Ocho de la tarde, el metro abarrotado de gente en una de las estaciones más céntricas de la ciudad. Las compras navideñas, el final de la jornada laboral y el acostumbrado ajetreo de las horas punta confluyen en los andenes a la espera de los trenes que les devuelvan entre empujones y apretones a la tranquilidad relativa de sus hogares.

Como una más de esas hormiguitas afanadas, que corren en todas direcciones, trato de esquivar a toda velocidad a todos los que se interponen en el camino que me separa de coger el enlace a tiempo. En mis manos, y estrujándola contra mi pecho, llevo una carpeta de la última reunión de la tarde, que se prolongó de forma imprevista en una cafetería cercana.

Me dispongo a subir las escaleras mecánicas para cambiar de vía. Quedan pocos minutos para que pase el tren y aumento el ritmo de mis pasos, sorteando en mi ascenso a todos los despistados que aún no se han aprendido que hay que dejar libre el lado de la izquierda para los que tienen más prisa que tú. En mi cabeza sólo estaba la obsesión de llegar a tiempo. Entonces y sin poder reaccionar, doy un paso más corto de lo normal y tropiezo con el escalón, cayendo irremediablemente al suelo y amortiguando el golpe a duras penas con la mano que me quedaba libre.

Un segundo es lo que tardo en asimilar lo que me acaba de pasar, lentamente me incorporo, recojo la maltrecha carpeta y procedo a levantarme esperando encontrar una mano solidaria de otro viajero. Pero al no encontrarla me giro confuso para contemplar con asombro que en la estación no hay nadie más, ni una sola alma, cuando sólo un segundo antes estaba repleta de gente. Me levanto finalmente sin comprender muy bien lo que acababa de suceder, me giro de nuevo y vuelve a estar todo el mundo donde estaba antes de mi caída. Pero con una diferencia, me doy cuenta de que el que no está ahí soy yo, sino que soy invisible para el resto.

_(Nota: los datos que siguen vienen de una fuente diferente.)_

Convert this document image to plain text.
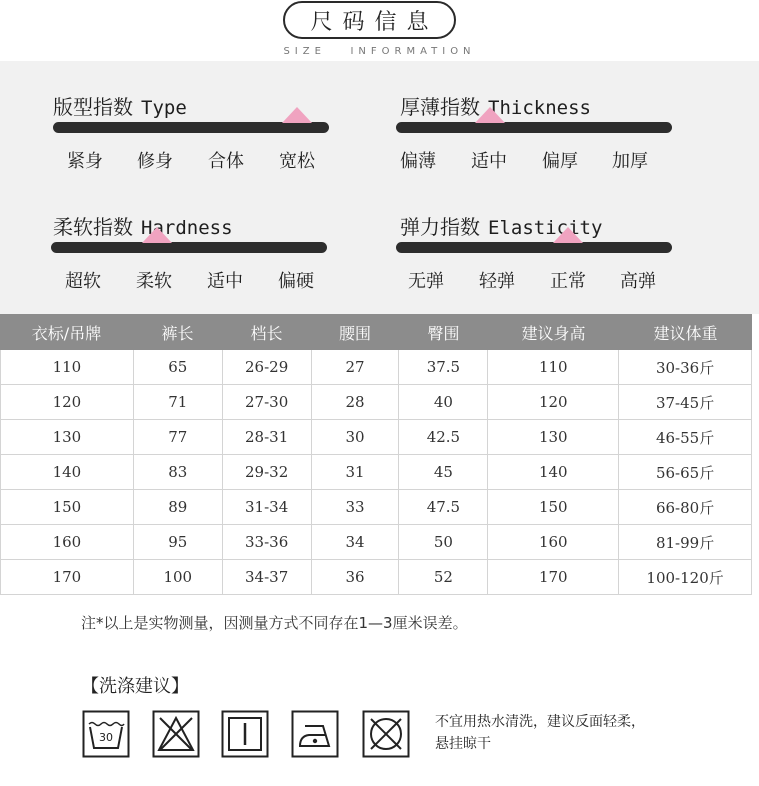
尺码信息
SIZE   INFORMATION
版型指数 Type
紧身 修身 合体 宽松
厚薄指数 Thickness
偏薄 适中 偏厚 加厚
柔软指数 Hardness
超软 柔软 适中 偏硬
弹力指数 Elasticity
无弹 轻弹 正常 高弹
衣标/吊牌	裤长	档长	腰围	臀围	建议身高	建议体重
110	65	26-29	27	37.5	110	30-36斤
120	71	27-30	28	40	120	37-45斤
130	77	28-31	30	42.5	130	46-55斤
140	83	29-32	31	45	140	56-65斤
150	89	31-34	33	47.5	150	66-80斤
160	95	33-36	34	50	160	81-99斤
170	100	34-37	36	52	170	100-120斤
注*以上是实物测量，因测量方式不同存在1—3厘米误差。
【洗涤建议】
30
不宜用热水清洗，建议反面轻柔，
悬挂晾干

No sé cómo explicarlo, pero es como si viviese en una realidad paralela, en una frecuencia diferente. Convivo con el resto del mundo en el mismo plano espacio temporal, pero pertenecemos a realidades distintas, a mundos con percepciones totalmente contrapuestas, de forma que si no estuviésemos separados, entrarían en conflicto provocando la destrucción.

Esa es mi soledad. No es una soledad vinculada a las endebles relaciones afectivo-amorosas que surgen entre los seres humanos y que se manifiesta en el miedo a no encontrar a esa persona que complete mis carencias. No es eso, es algo menos epidérmico y más racional. Es la convicción de que mis pulmones no soportan el aire pesado y agobiante del entorno; de que mi corazón palpita a un ritmo distinto del resto, de que mis palabras y mi entendimiento configuran un idioma extraño y complejo que nadie más puede comprender…

Es como vivir en una isla en medio del desierto, como una margarita que trata de crecer entre zarzas o como una camisa blanca en la colada de color.

Siempre me queda la esperanza de que en algún lugar siempre habrá otras islas, otras margaritas y otras camisas solitarias, que luchen por no verse absorbidas por su entorno.

«La soledad es una estación, a contratiempo».